India’s leaders are engaged in fostering a number of economic and social programmes aimed at improving the lives of its citizens. But with renewed government attention and continued support from the nation’s private and non-profit sectors, there is one public health initiative with particular promise to help families in India: A clean cooking movement.
Research prepared for the United Nations Foundation’s Global Alliance for Clean Cookstoves shows that every day, an estimated 166 million of India’s households rely on solid fuels as the primary source of cooking fuel, often self-collected and burned using open fires or traditional chulhas in homes with little or no ventilation.
Current public health estimates indicate approximately 400 million people in India are exposed to the negative health effects of indoor pollution based on these traditional practices. Equally important, over 90% of those exposed to this harmful pollution are women and girls.
The public health costs are staggering. Household air pollution in India is a major cause of premature deaths and the leading cause of lower life expectancy caused by cardiovascular disease, lung cancer, pneumonia, and other acute lower respiratory infections, along with cataracts and blindness. Additionally, unsafe cookstoves are a primary cause of debilitating burns suffered annually by more than 500,000 women.
Estimates suggest that every year, India experiences 875,000 deaths and the loss of 16.9 million disability-adjusted life years (DALYs) due to indoor air pollution traced to poor ventilation and cooking methods.
Non-communicable diseases (NCDs), which include heart and lung disease, stroke, diabetes and cancer, remain the world’s leading causes of death, claiming more lives than all other causes of disease combined.

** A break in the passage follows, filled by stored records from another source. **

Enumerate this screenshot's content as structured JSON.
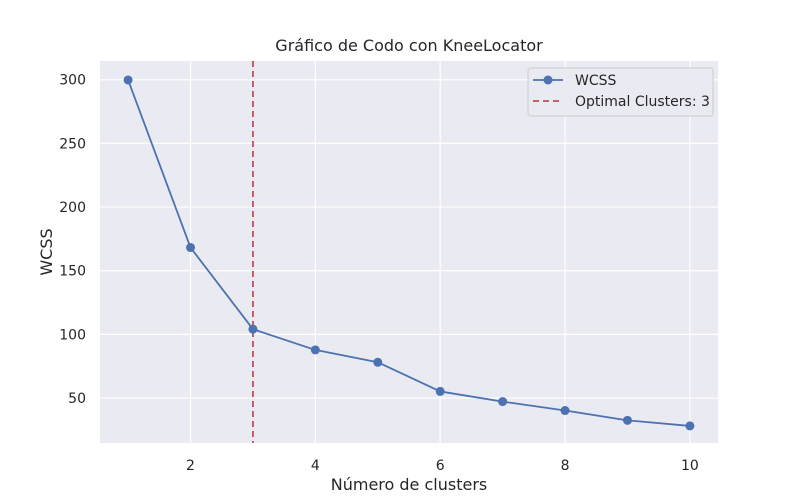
{
  "chart_data": {
    "type": "line",
    "title": "Gráfico de Codo con KneeLocator",
    "xlabel": "Número de clusters",
    "ylabel": "WCSS",
    "x": [
      1,
      2,
      3,
      4,
      5,
      6,
      7,
      8,
      9,
      10
    ],
    "series": [
      {
        "name": "WCSS",
        "values": [
          299.8,
          168.2,
          104.1,
          87.8,
          78.1,
          55.2,
          47.2,
          40.2,
          32.5,
          28.1
        ],
        "color": "#4c72b0",
        "marker": "circle"
      }
    ],
    "vline": {
      "x": 3,
      "label": "Optimal Clusters: 3",
      "color": "#c44e52",
      "style": "dashed"
    },
    "xlim": [
      0.55,
      10.45
    ],
    "ylim": [
      14.7,
      314.7
    ],
    "xticks": [
      2,
      4,
      6,
      8,
      10
    ],
    "yticks": [
      50,
      100,
      150,
      200,
      250,
      300
    ],
    "grid": true,
    "background": "#eaeaf2",
    "legend_position": "top-right"
  }
}
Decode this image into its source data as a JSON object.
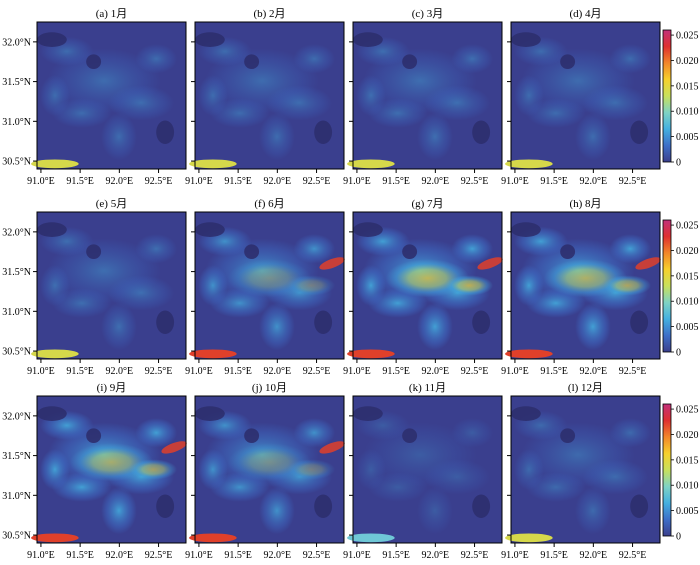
{
  "chart_data": {
    "type": "heatmap",
    "panels": [
      {
        "label": "(a) 1月",
        "level": 0.2
      },
      {
        "label": "(b) 2月",
        "level": 0.2
      },
      {
        "label": "(c) 3月",
        "level": 0.22
      },
      {
        "label": "(d) 4月",
        "level": 0.2
      },
      {
        "label": "(e) 5月",
        "level": 0.22
      },
      {
        "label": "(f) 6月",
        "level": 0.55
      },
      {
        "label": "(g) 7月",
        "level": 0.8
      },
      {
        "label": "(h) 8月",
        "level": 0.75
      },
      {
        "label": "(i) 9月",
        "level": 0.72
      },
      {
        "label": "(j) 10月",
        "level": 0.55
      },
      {
        "label": "(k) 11月",
        "level": 0.05
      },
      {
        "label": "(l) 12月",
        "level": 0.18
      }
    ],
    "x_ticks": [
      "91.0°E",
      "91.5°E",
      "92.0°E",
      "92.5°E"
    ],
    "x_tick_values": [
      91.0,
      91.5,
      92.0,
      92.5
    ],
    "xlim": [
      90.95,
      92.85
    ],
    "y_ticks": [
      "32.0°N",
      "31.5°N",
      "31.0°N",
      "30.5°N"
    ],
    "y_tick_values": [
      32.0,
      31.5,
      31.0,
      30.5
    ],
    "ylim": [
      30.4,
      32.25
    ],
    "colorbar": {
      "ticks": [
        "0.025",
        "0.020",
        "0.015",
        "0.010",
        "0.005",
        "0"
      ],
      "tick_values": [
        0.025,
        0.02,
        0.015,
        0.01,
        0.005,
        0
      ],
      "range": [
        0,
        0.026
      ],
      "colors": [
        "#3b3f8c",
        "#3d6fc8",
        "#44b0e0",
        "#7fd3c4",
        "#c8e05c",
        "#f6d02c",
        "#f2862a",
        "#df3030",
        "#c2307a"
      ]
    }
  }
}
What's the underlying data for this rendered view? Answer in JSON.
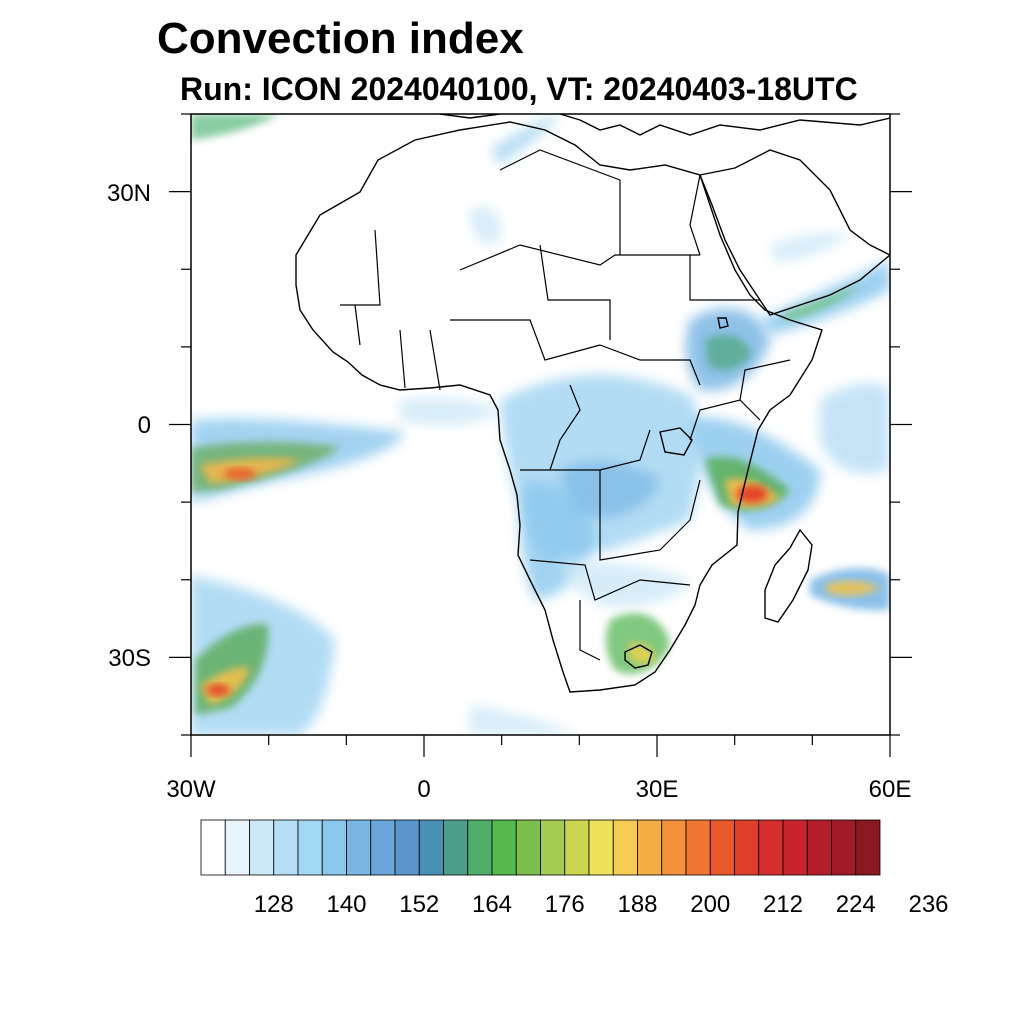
{
  "figure": {
    "title": "Convection index",
    "subtitle": "Run: ICON 2024040100,  VT: 20240403-18UTC"
  },
  "map": {
    "region": "Africa",
    "projection": "lat-lon",
    "lon_range": [
      -30,
      60
    ],
    "lat_range": [
      -40,
      40
    ],
    "x_ticks": [
      {
        "value": -30,
        "label": "30W"
      },
      {
        "value": 0,
        "label": "0"
      },
      {
        "value": 30,
        "label": "30E"
      },
      {
        "value": 60,
        "label": "60E"
      }
    ],
    "y_ticks": [
      {
        "value": 30,
        "label": "30N"
      },
      {
        "value": 0,
        "label": "0"
      },
      {
        "value": -30,
        "label": "30S"
      }
    ]
  },
  "colorbar": {
    "labels": [
      "128",
      "140",
      "152",
      "164",
      "176",
      "188",
      "200",
      "212",
      "224",
      "236"
    ],
    "colors": [
      "#ffffff",
      "#e8f4fb",
      "#cde8f7",
      "#b6def5",
      "#a2d7f4",
      "#8bc8ee",
      "#79b6e4",
      "#6aa6da",
      "#5a96cc",
      "#4a8fb4",
      "#4ca08a",
      "#4fae6a",
      "#55b84e",
      "#7cbf4b",
      "#a6cd4f",
      "#cbd54e",
      "#ede25a",
      "#f6cb52",
      "#f4ad45",
      "#f4923c",
      "#ef7532",
      "#e9582b",
      "#e13d2b",
      "#d62f2e",
      "#c8232e",
      "#b41e2a",
      "#a01b25",
      "#8a1820"
    ]
  },
  "chart_data": {
    "type": "heatmap",
    "title": "Convection index",
    "subtitle": "Run: ICON 2024040100,  VT: 20240403-18UTC",
    "x_axis": {
      "range": [
        -30,
        60
      ],
      "tick_values": [
        -30,
        0,
        30,
        60
      ],
      "tick_labels": [
        "30W",
        "0",
        "30E",
        "60E"
      ]
    },
    "y_axis": {
      "range": [
        -40,
        40
      ],
      "tick_values": [
        30,
        0,
        -30
      ],
      "tick_labels": [
        "30N",
        "0",
        "30S"
      ]
    },
    "colorbar_levels": [
      128,
      140,
      152,
      164,
      176,
      188,
      200,
      212,
      224,
      236
    ],
    "maxima": [
      {
        "lon": 42,
        "lat": -9,
        "value": 212,
        "region": "Tanzania / Mozambique coast"
      },
      {
        "lon": -27,
        "lat": -6,
        "value": 200,
        "region": "equatorial Atlantic"
      },
      {
        "lon": -27,
        "lat": -34,
        "value": 212,
        "region": "South Atlantic"
      },
      {
        "lon": 57,
        "lat": -21,
        "value": 188,
        "region": "Indian Ocean near Mauritius"
      },
      {
        "lon": 28,
        "lat": -29,
        "value": 176,
        "region": "South Africa / Lesotho"
      },
      {
        "lon": 38,
        "lat": 9,
        "value": 164,
        "region": "Ethiopian highlands"
      }
    ]
  }
}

Chronic conditions like heart or lung disease are not just about men with ‘bad habits’, it is also the leading cause of death among women in developing countries, including India, causing over 3.6 million deaths each year. The vast majority of these women do not smoke, are not overweight, are physically active, and do not abuse alcohol. And yet, most of these women share a risk factor common to 150 million Indian households: Air pollution from cooking with solid fuels, often in poorly ventilated conditions.

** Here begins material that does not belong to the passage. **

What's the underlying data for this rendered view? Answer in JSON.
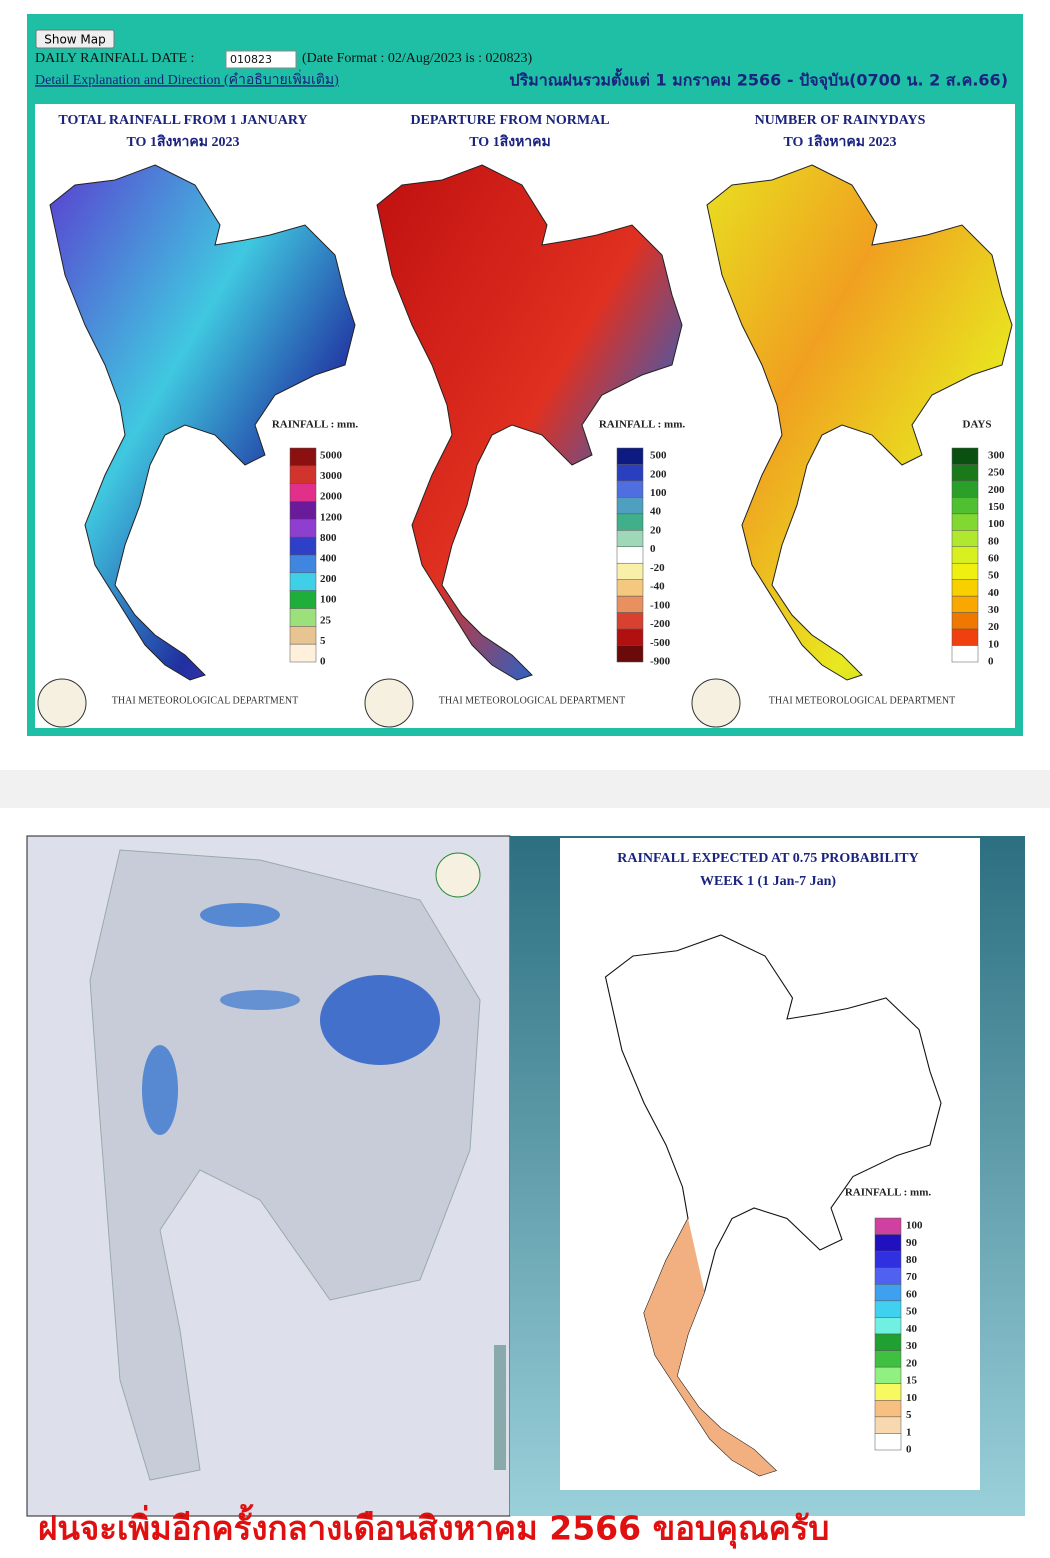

An estimated 140,000 children under five die every year from preventable diseases connected to indoor air pollution.
In order to scale up supply and demand for safe cookstoves and fuels, support led by the government is needed in four key areas: Facilitating more partnerships aimed at creating economic incentives for household energy security including clean cookstoves and fuels; providing a wider base of financing for both consumers and suppliers; continued work on developing acceptable standards for stove performance; and, continuing to promote awareness of the positive benefits of clean cookstoves and fuels.
India needs to act now to tackle a complex problem that could escalate into a significant drain on the nation, its most vulnerable people and the environmental balance. The first step is to start with leadership and ownership of the issue. An inter-ministerial approach is needed to bring together departments to initiate a programme with clear targets. India must set its sights on the end goal of a focused, targeted, multi-stakeholder drive to ensure that secure household energy options, including clean cookstoves and fuel, are available in every single Indian home.
After all, a healthy family starts with a healthy hearth.
(K Srinath Reddy is president, Public Health Foundation of India and Gro Harlem Brundtland is director general emeritus, World Health Organization. The views expressed by the authors are personal.)